White matter effects – In postpartum studies of infants, it was shown that there was a decrease of the fractal dimension of the white matter in IUGR infants at one year corrected age. This was compared to at term and preterm infants at one year adjusted corrected age.
Children with IUGR are often found to exhibit brain reorganization including neural circuitry. Reorganization has been linked to learning and memory differences between children born at term and those born with IUGR.
IUGR infants with brain-sparing show accelerated maturation of the hippocampus which is responsible for memory. This accelerated maturation can often lead to uncharacteristic development that may compromise other networks and lead to memory and learning deficiencies.
Mothers whose fetus is diagnosed with intrauterine growth restriction can be managed with several monitoring and delivery methods. It is currently recommended that any fetus that has growth restriction and additional structural abnormalities should be evaluated with genetic testing. In addition to evaluating the fetal growth velocity, the fetus should primarily be monitored by ultrasonography every 3–4 weeks. An additional monitoring technique is an Doppler velocimetry. Doppler velocimetry is useful in monitoring blood flow through the uterine and umbilical arteries, and may indicate signs of uteroplacental insufficiency. This method may also detect blood vessels, specifically the ductus venosus and middle cerebral arteries, which are not developing properly or may not adapt well after birth. Monitoring via Doppler velocimetry has been shown to decrease the risk of morbidity and mortality before and after parturition among IUGR patients. Standard fetal surveillance via nonstress tests and/or biophysical profile scoring is also recommended. Bed rest has not been found to improve outcomes and is not typically recommended. There is currently a lack of evidence supporting any dietary or supplemental changes that may prevent the development of IUGR.

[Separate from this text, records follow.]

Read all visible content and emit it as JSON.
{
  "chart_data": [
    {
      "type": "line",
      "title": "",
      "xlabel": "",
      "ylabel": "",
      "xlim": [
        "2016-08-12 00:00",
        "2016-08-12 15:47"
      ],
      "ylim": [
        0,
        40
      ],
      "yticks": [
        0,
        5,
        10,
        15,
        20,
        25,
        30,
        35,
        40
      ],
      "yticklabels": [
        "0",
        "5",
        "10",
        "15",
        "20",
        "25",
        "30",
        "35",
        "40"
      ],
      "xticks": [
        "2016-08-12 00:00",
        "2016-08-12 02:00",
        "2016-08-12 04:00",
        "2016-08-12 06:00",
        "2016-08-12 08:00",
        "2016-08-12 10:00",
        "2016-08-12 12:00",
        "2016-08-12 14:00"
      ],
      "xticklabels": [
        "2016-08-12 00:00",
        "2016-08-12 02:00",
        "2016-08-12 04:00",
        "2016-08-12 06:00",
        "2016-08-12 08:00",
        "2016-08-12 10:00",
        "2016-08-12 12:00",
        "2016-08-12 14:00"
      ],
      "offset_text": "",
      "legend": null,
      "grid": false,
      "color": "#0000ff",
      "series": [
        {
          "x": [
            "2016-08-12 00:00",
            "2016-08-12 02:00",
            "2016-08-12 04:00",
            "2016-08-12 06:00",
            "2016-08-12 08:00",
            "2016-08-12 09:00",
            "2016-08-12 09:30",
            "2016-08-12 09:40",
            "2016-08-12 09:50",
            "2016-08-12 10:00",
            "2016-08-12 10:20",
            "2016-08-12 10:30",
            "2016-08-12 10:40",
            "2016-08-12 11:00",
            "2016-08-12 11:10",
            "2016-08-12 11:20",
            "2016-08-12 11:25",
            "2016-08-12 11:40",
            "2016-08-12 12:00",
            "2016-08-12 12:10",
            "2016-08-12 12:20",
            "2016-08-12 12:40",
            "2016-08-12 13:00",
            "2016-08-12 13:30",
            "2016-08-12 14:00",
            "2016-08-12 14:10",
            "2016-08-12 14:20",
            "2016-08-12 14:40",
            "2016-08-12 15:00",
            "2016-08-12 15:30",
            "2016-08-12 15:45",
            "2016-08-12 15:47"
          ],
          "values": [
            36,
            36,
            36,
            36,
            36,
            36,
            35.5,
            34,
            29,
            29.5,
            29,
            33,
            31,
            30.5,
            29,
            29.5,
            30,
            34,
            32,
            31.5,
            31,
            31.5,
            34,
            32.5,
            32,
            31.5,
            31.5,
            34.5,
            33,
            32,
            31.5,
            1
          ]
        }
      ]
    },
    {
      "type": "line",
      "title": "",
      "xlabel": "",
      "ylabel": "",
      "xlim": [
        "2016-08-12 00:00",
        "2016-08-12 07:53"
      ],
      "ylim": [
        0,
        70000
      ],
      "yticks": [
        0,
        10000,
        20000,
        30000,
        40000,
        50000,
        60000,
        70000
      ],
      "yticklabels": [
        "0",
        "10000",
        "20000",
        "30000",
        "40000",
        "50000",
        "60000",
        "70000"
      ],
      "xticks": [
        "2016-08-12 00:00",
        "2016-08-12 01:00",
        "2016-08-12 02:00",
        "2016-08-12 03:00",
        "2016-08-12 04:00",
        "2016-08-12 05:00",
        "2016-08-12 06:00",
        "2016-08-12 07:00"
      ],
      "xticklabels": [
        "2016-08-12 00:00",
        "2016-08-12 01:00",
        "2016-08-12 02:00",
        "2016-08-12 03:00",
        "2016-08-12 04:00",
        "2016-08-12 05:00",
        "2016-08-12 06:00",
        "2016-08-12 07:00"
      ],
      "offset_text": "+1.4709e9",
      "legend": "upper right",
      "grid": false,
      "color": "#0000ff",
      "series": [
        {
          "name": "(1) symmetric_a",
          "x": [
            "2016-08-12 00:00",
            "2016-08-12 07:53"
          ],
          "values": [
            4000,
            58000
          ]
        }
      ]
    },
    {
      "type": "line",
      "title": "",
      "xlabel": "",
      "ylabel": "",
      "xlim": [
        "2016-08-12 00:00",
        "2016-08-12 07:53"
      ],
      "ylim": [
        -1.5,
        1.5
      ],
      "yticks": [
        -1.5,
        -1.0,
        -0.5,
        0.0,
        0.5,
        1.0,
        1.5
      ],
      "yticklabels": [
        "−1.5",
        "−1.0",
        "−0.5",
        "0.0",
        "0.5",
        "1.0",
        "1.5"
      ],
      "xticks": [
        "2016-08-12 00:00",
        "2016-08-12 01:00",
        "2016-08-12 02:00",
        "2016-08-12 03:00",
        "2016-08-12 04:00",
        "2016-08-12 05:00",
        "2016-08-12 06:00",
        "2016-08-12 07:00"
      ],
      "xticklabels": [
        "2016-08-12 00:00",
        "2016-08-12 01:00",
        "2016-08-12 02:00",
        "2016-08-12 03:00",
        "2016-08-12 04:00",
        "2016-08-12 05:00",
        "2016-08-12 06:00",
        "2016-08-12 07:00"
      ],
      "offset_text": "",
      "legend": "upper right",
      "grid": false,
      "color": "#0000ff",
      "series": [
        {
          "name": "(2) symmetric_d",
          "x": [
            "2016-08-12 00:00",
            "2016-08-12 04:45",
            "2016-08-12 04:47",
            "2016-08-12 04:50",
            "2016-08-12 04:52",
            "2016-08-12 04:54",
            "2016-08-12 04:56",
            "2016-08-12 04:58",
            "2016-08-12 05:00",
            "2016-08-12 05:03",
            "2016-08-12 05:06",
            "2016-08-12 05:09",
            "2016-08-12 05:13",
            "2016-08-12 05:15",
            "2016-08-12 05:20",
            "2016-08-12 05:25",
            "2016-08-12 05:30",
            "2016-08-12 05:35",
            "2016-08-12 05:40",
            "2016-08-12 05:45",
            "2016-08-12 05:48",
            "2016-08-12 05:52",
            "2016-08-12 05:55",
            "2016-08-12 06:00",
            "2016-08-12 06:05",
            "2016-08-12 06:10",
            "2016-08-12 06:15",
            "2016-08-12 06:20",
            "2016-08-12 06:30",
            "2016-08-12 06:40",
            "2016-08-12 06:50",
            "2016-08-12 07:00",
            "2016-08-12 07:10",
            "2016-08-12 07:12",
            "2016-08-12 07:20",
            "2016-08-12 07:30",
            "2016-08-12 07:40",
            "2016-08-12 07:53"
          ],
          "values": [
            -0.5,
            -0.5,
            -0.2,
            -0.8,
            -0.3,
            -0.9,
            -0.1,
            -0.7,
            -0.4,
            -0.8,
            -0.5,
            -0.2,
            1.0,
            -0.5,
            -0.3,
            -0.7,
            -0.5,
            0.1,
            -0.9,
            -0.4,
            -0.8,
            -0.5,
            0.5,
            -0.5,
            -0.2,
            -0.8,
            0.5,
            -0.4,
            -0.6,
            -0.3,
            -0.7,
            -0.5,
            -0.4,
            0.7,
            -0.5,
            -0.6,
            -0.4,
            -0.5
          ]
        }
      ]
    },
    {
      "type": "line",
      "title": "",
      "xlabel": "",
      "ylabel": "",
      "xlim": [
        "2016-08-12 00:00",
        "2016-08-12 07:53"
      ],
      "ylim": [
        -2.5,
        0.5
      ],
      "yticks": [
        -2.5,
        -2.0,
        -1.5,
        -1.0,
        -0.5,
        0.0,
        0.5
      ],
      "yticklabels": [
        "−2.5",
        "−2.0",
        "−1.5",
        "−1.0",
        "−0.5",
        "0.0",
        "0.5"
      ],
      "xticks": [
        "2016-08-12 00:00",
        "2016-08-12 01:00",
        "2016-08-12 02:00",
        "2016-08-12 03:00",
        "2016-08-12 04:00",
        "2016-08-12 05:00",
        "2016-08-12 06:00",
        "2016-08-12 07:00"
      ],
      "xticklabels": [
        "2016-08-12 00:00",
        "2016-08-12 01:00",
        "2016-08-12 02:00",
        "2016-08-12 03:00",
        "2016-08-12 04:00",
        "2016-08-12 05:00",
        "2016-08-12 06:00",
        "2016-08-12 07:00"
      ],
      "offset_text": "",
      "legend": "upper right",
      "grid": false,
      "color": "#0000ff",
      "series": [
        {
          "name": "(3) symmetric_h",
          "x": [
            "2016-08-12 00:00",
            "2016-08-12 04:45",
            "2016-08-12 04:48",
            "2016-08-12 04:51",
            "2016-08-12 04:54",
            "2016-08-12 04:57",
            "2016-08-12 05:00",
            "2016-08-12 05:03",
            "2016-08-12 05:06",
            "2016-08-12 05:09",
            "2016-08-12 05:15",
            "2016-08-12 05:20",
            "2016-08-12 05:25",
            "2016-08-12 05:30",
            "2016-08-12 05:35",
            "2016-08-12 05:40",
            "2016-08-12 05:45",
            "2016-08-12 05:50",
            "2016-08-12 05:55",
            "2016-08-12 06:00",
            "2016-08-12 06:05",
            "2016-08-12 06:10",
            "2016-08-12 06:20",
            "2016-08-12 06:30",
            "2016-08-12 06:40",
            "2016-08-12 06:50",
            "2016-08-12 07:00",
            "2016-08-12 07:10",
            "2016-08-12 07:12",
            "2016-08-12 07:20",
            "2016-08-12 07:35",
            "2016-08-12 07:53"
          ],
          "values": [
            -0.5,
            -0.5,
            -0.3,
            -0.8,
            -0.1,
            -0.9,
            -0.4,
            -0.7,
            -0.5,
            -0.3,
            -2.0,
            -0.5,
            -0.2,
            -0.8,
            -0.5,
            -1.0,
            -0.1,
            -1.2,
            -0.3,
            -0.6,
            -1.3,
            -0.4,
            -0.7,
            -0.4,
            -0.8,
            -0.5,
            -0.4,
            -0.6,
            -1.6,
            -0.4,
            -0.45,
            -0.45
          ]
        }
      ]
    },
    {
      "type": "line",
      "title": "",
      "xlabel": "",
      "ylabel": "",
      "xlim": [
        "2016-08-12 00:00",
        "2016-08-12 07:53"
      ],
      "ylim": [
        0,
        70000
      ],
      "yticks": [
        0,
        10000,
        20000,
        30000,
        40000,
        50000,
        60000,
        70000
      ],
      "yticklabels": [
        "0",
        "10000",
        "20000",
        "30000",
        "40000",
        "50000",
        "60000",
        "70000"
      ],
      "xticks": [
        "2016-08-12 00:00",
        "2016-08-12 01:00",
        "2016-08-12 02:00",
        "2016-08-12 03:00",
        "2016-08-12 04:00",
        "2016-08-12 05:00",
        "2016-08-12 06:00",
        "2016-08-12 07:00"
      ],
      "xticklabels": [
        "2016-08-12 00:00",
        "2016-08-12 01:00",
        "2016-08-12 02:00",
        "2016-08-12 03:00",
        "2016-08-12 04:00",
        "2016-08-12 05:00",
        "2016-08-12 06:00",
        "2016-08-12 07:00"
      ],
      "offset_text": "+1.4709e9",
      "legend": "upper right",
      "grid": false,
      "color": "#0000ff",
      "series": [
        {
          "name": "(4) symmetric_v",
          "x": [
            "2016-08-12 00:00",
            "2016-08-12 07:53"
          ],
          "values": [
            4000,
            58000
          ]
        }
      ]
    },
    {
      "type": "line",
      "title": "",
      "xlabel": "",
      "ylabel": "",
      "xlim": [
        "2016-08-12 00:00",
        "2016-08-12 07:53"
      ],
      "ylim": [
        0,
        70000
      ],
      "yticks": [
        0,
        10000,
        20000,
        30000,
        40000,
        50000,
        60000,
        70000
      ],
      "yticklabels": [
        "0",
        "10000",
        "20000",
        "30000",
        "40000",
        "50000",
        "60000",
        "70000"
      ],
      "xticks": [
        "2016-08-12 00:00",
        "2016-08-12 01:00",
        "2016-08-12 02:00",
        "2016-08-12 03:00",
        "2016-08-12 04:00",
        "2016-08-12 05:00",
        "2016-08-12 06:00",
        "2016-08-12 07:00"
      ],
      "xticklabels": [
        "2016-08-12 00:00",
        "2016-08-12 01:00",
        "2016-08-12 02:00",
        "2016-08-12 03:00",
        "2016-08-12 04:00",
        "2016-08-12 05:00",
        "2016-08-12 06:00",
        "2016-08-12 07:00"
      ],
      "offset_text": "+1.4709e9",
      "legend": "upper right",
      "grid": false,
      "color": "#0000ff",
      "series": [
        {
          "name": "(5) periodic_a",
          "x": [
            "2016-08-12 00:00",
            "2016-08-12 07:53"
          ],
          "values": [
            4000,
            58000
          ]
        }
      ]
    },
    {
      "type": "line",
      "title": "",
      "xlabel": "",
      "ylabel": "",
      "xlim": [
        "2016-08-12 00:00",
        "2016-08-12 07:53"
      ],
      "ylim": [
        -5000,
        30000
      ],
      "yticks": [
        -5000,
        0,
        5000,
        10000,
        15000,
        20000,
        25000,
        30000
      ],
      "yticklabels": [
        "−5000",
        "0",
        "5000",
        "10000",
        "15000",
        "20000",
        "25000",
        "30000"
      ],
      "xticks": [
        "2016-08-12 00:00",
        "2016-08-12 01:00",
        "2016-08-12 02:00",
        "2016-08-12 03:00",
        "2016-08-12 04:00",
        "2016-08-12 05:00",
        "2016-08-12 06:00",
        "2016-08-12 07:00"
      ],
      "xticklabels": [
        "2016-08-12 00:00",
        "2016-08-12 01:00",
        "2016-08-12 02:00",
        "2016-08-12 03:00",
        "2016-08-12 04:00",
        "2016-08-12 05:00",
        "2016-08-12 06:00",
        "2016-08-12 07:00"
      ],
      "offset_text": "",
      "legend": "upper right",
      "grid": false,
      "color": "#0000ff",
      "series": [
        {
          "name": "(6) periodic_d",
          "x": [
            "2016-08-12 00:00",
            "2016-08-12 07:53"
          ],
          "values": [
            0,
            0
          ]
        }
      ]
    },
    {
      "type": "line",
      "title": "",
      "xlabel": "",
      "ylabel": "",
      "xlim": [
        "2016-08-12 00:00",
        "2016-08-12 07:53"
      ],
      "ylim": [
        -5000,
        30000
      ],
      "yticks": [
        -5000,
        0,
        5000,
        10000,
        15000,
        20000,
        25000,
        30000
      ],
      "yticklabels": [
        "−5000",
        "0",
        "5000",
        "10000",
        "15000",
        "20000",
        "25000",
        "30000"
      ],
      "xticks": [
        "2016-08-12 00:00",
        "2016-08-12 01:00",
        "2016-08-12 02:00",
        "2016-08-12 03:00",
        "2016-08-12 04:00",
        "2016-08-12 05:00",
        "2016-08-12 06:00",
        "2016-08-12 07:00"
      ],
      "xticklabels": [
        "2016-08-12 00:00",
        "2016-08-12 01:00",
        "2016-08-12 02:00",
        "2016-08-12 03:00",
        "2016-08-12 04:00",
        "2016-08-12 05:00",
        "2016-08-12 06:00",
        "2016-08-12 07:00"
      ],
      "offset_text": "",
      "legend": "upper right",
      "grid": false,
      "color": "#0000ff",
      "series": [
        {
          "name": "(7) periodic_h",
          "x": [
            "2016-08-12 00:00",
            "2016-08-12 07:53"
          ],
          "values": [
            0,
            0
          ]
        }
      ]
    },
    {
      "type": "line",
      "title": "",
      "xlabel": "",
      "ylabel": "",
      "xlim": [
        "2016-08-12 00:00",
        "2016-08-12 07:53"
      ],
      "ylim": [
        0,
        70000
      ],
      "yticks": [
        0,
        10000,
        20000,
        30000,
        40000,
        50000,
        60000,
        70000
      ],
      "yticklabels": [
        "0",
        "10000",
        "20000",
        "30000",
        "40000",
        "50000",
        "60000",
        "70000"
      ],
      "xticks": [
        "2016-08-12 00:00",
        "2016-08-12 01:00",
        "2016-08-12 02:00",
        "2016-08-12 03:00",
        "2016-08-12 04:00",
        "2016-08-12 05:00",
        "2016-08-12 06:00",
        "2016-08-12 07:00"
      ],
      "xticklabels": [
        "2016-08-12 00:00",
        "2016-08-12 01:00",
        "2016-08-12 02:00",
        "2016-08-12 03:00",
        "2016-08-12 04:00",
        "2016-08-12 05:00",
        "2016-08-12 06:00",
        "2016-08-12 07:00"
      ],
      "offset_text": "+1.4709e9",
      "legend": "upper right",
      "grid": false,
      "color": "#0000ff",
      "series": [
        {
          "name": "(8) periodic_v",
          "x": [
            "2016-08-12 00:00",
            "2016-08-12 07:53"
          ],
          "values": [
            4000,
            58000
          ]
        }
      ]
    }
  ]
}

The optimal timing of delivery for a fetus with IUGR is unknown. However, the timing of delivery is currently based on the cause of IUGR and parameters collected from the umbilical artery doppler. Some of these include: pulsatility index, resistance index, and end-diastolic velocities, which are measurements of the fetal circulation. Fetuses with an anticipated delivery before 34 weeks gestation are recommended to receive corticosteroids to facilitate fetal maturation. Anticipated births before 32 weeks should receive magnesium sulfate to protect development of the fetal brain.
After correcting for several factors such as low gestational parental weight, it is estimated that only around 3% of pregnancies are affected by true IUGR. 20% of stillborn infants exhibit IUGR. Perinatal mortality rates are 4-8 times higher for infants with IUGR, and morbidity is present in 50% of surviving infants. Common causes of mortality in fetuses/infants with IUGR include: severe placental insufficiency and chronic hypoxia, congenital malformations, congenital infections, placental abruption, cord accidents, cord prolapse, placental infarcts, and severe perinatal depression.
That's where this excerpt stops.